Mail Filtering - Background

Background

History

Over the years, I've gone through a number of different anti-spam measures.

Bcc: filter

The first filter I deployed against email spam was a simple set of procmail rules that blocked messages which failed to show me as an explicit To: or Cc: recipient. This was in 1997, when I was getting a couple hundred spams per day. Spammers had much more limited resources in those days, and could not afford the CPU time to send separate messages to each recipient. Instead they would send each message Bcc:ed to thousands of recipients, with the individual recipient addresses not appearing in the message's headers as delivered. Blocking such messages cut my spam to near zero for five years. Eventually the spammers started using networks of millions of stolen machines to send their spam, so they could afford to address the messages individually, and this measure stopped working.

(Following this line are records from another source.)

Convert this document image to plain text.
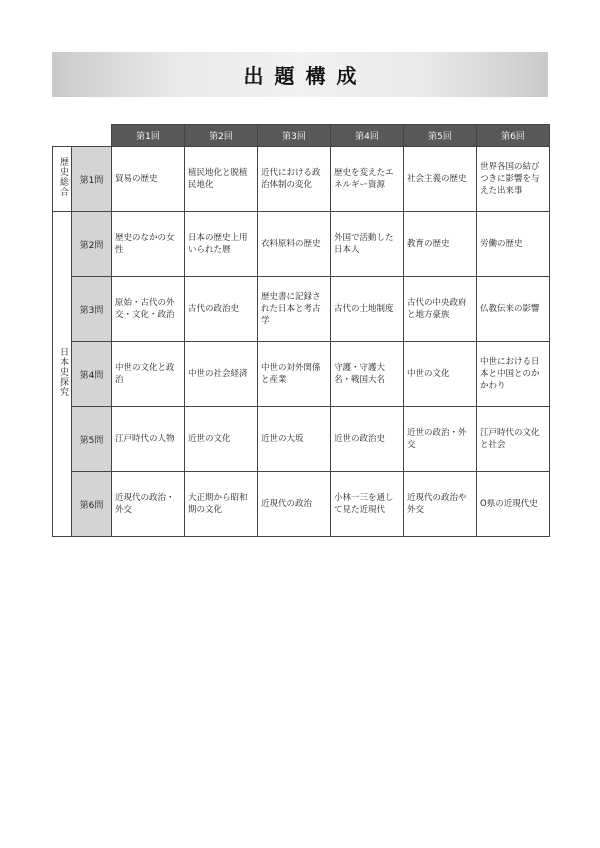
出題構成
		第1回	第2回	第3回	第4回	第5回	第6回
歴史総合	第1問	貿易の歴史	植民地化と脱植民地化	近代における政治体制の変化	歴史を変えたエネルギー資源	社会主義の歴史	世界各国の結びつきに影響を与えた出来事
日本史探究	第2問	歴史のなかの女性	日本の歴史上用いられた暦	衣料原料の歴史	外国で活動した日本人	教育の歴史	労働の歴史
	第3問	原始・古代の外交・文化・政治	古代の政治史	歴史書に記録された日本と考古学	古代の土地制度	古代の中央政府と地方豪族	仏教伝来の影響
	第4問	中世の文化と政治	中世の社会経済	中世の対外関係と産業	守護・守護大名・戦国大名	中世の文化	中世における日本と中国とのかかわり
	第5問	江戸時代の人物	近世の文化	近世の大坂	近世の政治史	近世の政治・外交	江戸時代の文化と社会
	第6問	近現代の政治・外交	大正期から昭和期の文化	近現代の政治	小林一三を通して見た近現代	近現代の政治や外交	O県の近現代史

By 2002 my Bcc: filter was losing effectiveness, so I deployed SpamAssassin. This worked ok for a while but the spammers were rapidly finding ways around it, and since it's written in Perl it was too hard to improve.

bogofilter

In early 2003 I switched from SpamAssassin to bogofilter. This was so effective it was almost frightening, handling around 1000 spams per day with basically zero errors, and it ran much faster than SpamAssassin.

sendmail.cf hacking

Unfortunately, in late 2003 the first really huge email worms showed up (SoBig.F, MyDoom, Beagle), and my mail load jumped up to about 100,000/day. bogofilter, although very fast, was not fast enough to handle this level of traffic by itself. My creaky old 450MHz / 64MB server started running out of memory and crashing. I started experimenting with sendmail.cf mods to reject mail with certain recognizable virus signatures. I eventually had it reject all mail with "Content-Type: multipart/mixed", which blocked pretty much all viruses (and almost all other spam) very cheaply. The downside was it also blocked legitimate attachments, but I don't get too many of those and it was either that or go off the net.

This was also when I started looking into sendmail resource limits such as MAX_DAEMON_CHILDREN and QUEUE_LA/REFUSE_LA. Towards the end of this period I even deployed a probabalistic firewall rule that rejected mail connections 90% of the time, except for people on a whitelist. These emergency measures allowed me to limp along on my old machine until I could upgrade my hardware.

milters

In mid-2004, with my new 3.2GHz / 2GB server humming along and rejecting 150,000 crapmails per day, I had plenty of CPU cycles and memory to play with so I switched out of panic mode and started experimenting to find some long term solutions to spam. I installed ClamAV, which is a sendmail mail-filtering plug-in or milter specialized for blocking worms and viruses. It worked quite well and was cheaper to run than bogofilter. This got me interested in milters in general, and I started writing some of my own: blackmilter, graymilter, and spfmilter. In addition I looked into some more of the available sendmail config options, such as greet_pause. And that brings us to the present, with my crapmail load approaching and sometimes exceeding a million per day.

Why So Much?

Why does ACME Labs get so much spam? That's a good question. There are probably two main reasons.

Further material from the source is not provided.